The journey to this far has not been easy. It occurred through hard work and determination that I have been able to survive all sorts of discrimination and financial constraints and get focused on my future and my dreams, which are about to bring fruit. Some White Americans view me as a poor immigrant who is out to deplete their resources and they employ all sorts of discrimination against me. I am often treated as a second-class citizen who is pushy, hot-tempered, hungry for money, and materialistic, while the sacrifice, hard work, and efforts that I have put in fostering the American dream are disregarded. Their intent is to lower my self-esteem and self-worth so that I may give up pursuing academic excellence. What they miss out is that my determination for success in education is grounded on my parents’ financial struggles in ensuring that I get the best education. Hence, irrespective of all their efforts, my destination is defined properly.

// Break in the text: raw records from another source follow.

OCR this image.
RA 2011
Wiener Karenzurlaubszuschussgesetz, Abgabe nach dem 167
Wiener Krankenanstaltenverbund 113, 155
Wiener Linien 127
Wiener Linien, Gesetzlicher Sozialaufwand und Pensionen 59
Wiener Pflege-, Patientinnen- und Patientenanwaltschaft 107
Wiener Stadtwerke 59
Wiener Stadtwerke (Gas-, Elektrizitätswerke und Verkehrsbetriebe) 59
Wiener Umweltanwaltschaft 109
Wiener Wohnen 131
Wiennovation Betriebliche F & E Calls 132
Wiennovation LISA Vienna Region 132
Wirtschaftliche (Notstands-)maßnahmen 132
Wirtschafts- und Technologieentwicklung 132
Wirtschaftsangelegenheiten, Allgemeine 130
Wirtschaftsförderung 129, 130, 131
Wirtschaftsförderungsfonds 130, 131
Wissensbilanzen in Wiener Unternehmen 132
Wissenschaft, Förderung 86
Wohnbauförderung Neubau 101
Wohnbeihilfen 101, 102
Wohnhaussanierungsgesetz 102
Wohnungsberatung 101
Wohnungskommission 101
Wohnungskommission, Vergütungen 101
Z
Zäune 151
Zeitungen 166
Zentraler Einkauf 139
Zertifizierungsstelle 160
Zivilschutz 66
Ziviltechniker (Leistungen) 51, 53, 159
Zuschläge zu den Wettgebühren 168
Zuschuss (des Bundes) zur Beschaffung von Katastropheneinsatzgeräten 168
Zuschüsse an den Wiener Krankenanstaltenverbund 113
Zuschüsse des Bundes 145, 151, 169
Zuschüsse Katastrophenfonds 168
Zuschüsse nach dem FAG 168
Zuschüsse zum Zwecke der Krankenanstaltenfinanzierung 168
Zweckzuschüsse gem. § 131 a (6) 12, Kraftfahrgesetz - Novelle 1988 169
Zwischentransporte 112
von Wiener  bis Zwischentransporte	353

The White America’s judgment of me is founded upon collective judgment and they fail to acknowledge that each individual has a unique and different personality. People will never understand our real identity and personality as we carry a lot in the inside, and this is what defines our life. Irrespective of what people, especially the discriminative White Americans, take me for, I know that they are very wrong since their perceptions about me are totally off base. Lastly, life has got so much to offer and the small things that one experiences in life while growing up are effectual in shaping the life of that individual (Min 102). This calls for proper care, norms, and values that will help in nurturing the best out of us. Therefore, above all, I owe my life to my parents and, most importantly, to my mother whose smile, despite of the hardship that we used to go through, was always my source of hope; and her generous sacrifice is the reason why I am who I am. I believe I can be a source of hope and a smile to the poor and hopeless through my dentist profession.
In conclusion, my mother was determined to sacrifice her health for my future despite the financial struggles that we went through. She wanted me to be the best, generous dentist willing to give back to the society. It is true that such a harsh experience that I went through has made me stronger and more determined. I take it as my responsibility to help by offering my services at a low cost that will give hope to those struggling and in dire need for a better tomorrow. I believe that a smile a day keeps the dentists away; that is why I see it as my responsibility to shine smiles to the hopeless.